Published: 01 Jan 2024, Last Modified: 13 Nov 2024IEEE Trans. Dependable Secur. Comput. 2024EveryoneRevisionsBibTeXCC BY-SA 4.0
Abstract: Various approaches are proposed to help under-resourced security researchers to detect and analyze software vulnerabilities. It is still incredibly time-consuming and labor-intensive for security researchers to fix such reported vulnerabilities due to the increasing size and complexity of modern software systems. The time lag between the reporting and fixing of a security vulnerability causes software systems to suffer from significant exposure to possible attacks. Very recently, some techniques propose to apply pre-trained models to fix security vulnerabilities and have proved their success in improving repair accuracy. However, the effectiveness of existing pre-trained models has not been systematically compared and little is known about their advantages and disadvantages. To bridge this gap, we perform the first extensive study on applying various pre-trained models to automated vulnerability repair. The experimental results on two vulnerability datasets show that all studied pre-trained models consistently outperform the state-of-the-art technique VRepair with a prediction accuracy of 32.94% $\sim$ 44.96%. We also investigate the impact of three major phases (i.e., data pre-processing, model training and repair inference) in the vulnerability repair workflow. Inspired by the findings, we construct a simplistic vulnerability repair approach that adopts the transfer learning from bug fixing.
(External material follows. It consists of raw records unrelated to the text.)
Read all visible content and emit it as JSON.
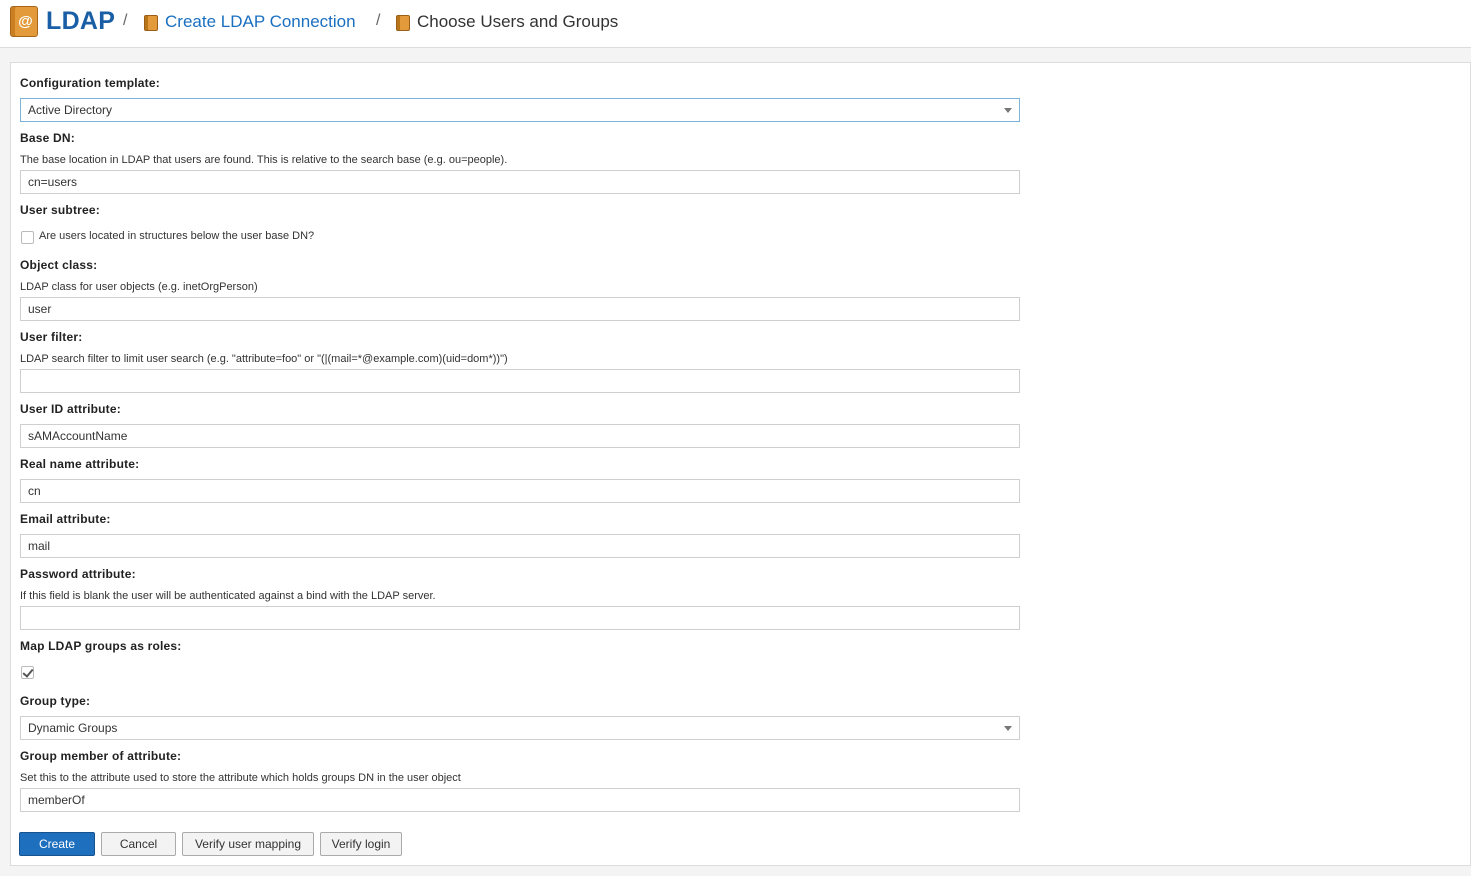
{
  "header": {
    "app_title": "LDAP",
    "logo_glyph": "@",
    "separator": "/",
    "breadcrumbs": [
      {
        "label": "Create LDAP Connection",
        "icon": "address-book-icon"
      },
      {
        "label": "Choose Users and Groups",
        "icon": "address-book-icon"
      }
    ]
  },
  "form": {
    "configuration_template": {
      "label": "Configuration template:",
      "value": "Active Directory"
    },
    "base_dn": {
      "label": "Base DN:",
      "help": "The base location in LDAP that users are found. This is relative to the search base (e.g. ou=people).",
      "value": "cn=users"
    },
    "user_subtree": {
      "label": "User subtree:",
      "checkbox_label": "Are users located in structures below the user base DN?",
      "checked": false
    },
    "object_class": {
      "label": "Object class:",
      "help": "LDAP class for user objects (e.g. inetOrgPerson)",
      "value": "user"
    },
    "user_filter": {
      "label": "User filter:",
      "help": "LDAP search filter to limit user search (e.g. \"attribute=foo\" or \"(|(mail=*@example.com)(uid=dom*))\")",
      "value": ""
    },
    "user_id_attribute": {
      "label": "User ID attribute:",
      "value": "sAMAccountName"
    },
    "real_name_attribute": {
      "label": "Real name attribute:",
      "value": "cn"
    },
    "email_attribute": {
      "label": "Email attribute:",
      "value": "mail"
    },
    "password_attribute": {
      "label": "Password attribute:",
      "help": "If this field is blank the user will be authenticated against a bind with the LDAP server.",
      "value": ""
    },
    "map_groups": {
      "label": "Map LDAP groups as roles:",
      "checked": true
    },
    "group_type": {
      "label": "Group type:",
      "value": "Dynamic Groups"
    },
    "group_member_of": {
      "label": "Group member of attribute:",
      "help": "Set this to the attribute used to store the attribute which holds groups DN in the user object",
      "value": "memberOf"
    }
  },
  "buttons": {
    "create": "Create",
    "cancel": "Cancel",
    "verify_mapping": "Verify user mapping",
    "verify_login": "Verify login"
  },
  "colors": {
    "brand_blue": "#1a5fa6",
    "link_blue": "#1a6fc0",
    "primary_button": "#1f6fbf",
    "icon_orange": "#e29a3a"
  }
}
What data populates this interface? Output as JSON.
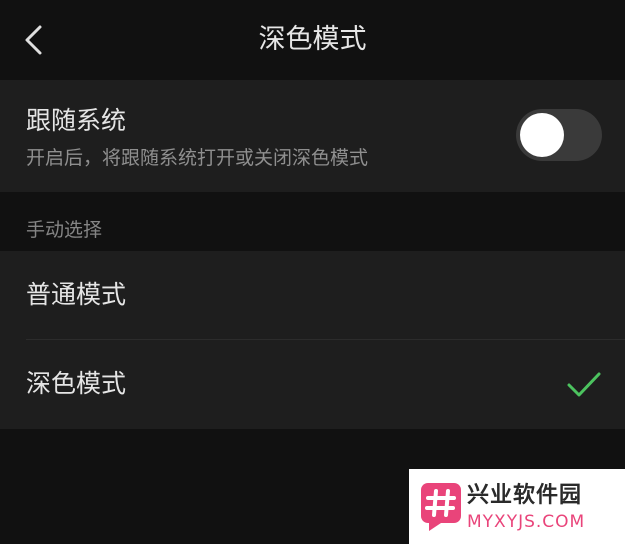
{
  "nav": {
    "title": "深色模式",
    "back_icon": "chevron-left-icon"
  },
  "follow_system": {
    "title": "跟随系统",
    "subtitle": "开启后，将跟随系统打开或关闭深色模式",
    "enabled": false
  },
  "manual": {
    "section_label": "手动选择",
    "options": [
      {
        "label": "普通模式",
        "selected": false
      },
      {
        "label": "深色模式",
        "selected": true
      }
    ]
  },
  "watermark": {
    "name": "兴业软件园",
    "url": "MYXYJS.COM"
  },
  "colors": {
    "background": "#111111",
    "card": "#1e1e1e",
    "check": "#4cc35f",
    "watermark_accent": "#e9447a"
  }
}
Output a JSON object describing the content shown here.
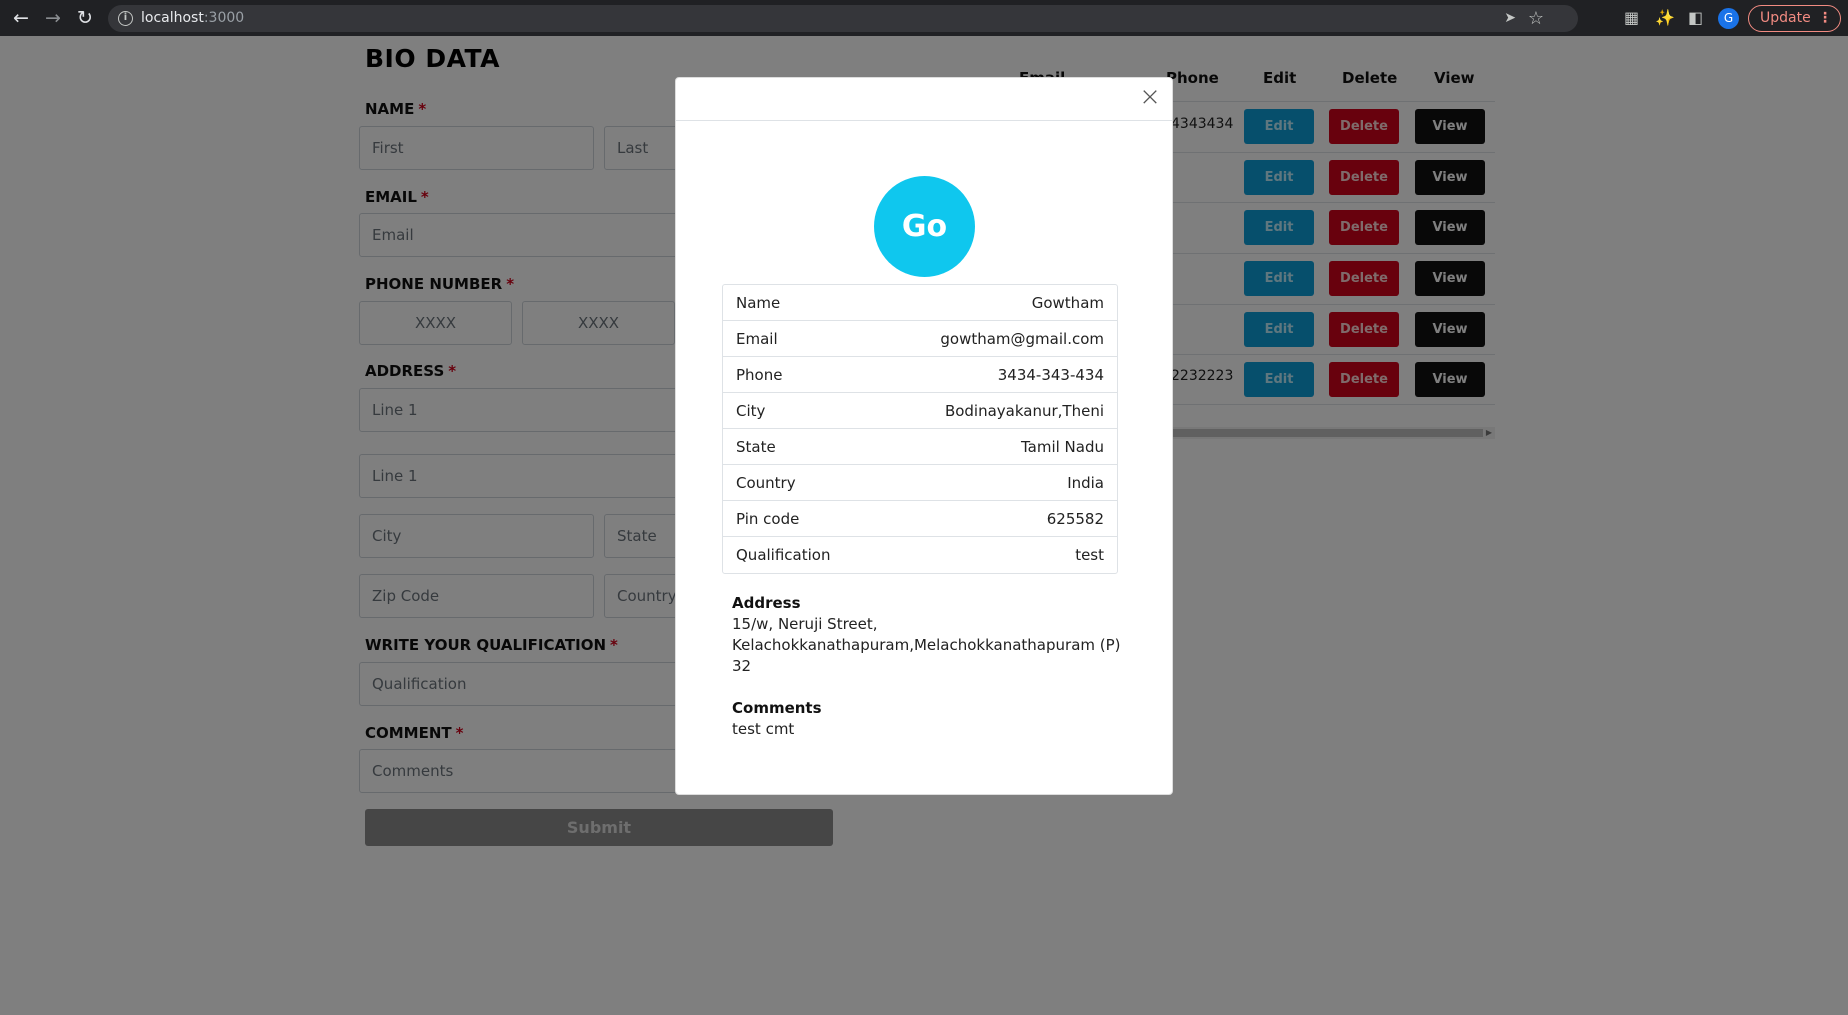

Surprisingly, such a simplistic approach can further improve the prediction accuracy of pre-trained models by 9.40% on average. Besides, we provide additional discussion from different aspects (e.g., code representation and a preliminary study with ChatGPT) to illustrate the capacity and limitation of pre-trained model-based techniques. Finally, we further pinpoint various practical guidelines (e.g., the improvement of fine-tuning) for advanced pre-trained model-based vulnerability repair in the near future. Our study highlights the promising future of adopting pre-trained models to patch real-world security vulnerabilities and reduce the manual debugging effort of security experts in practice.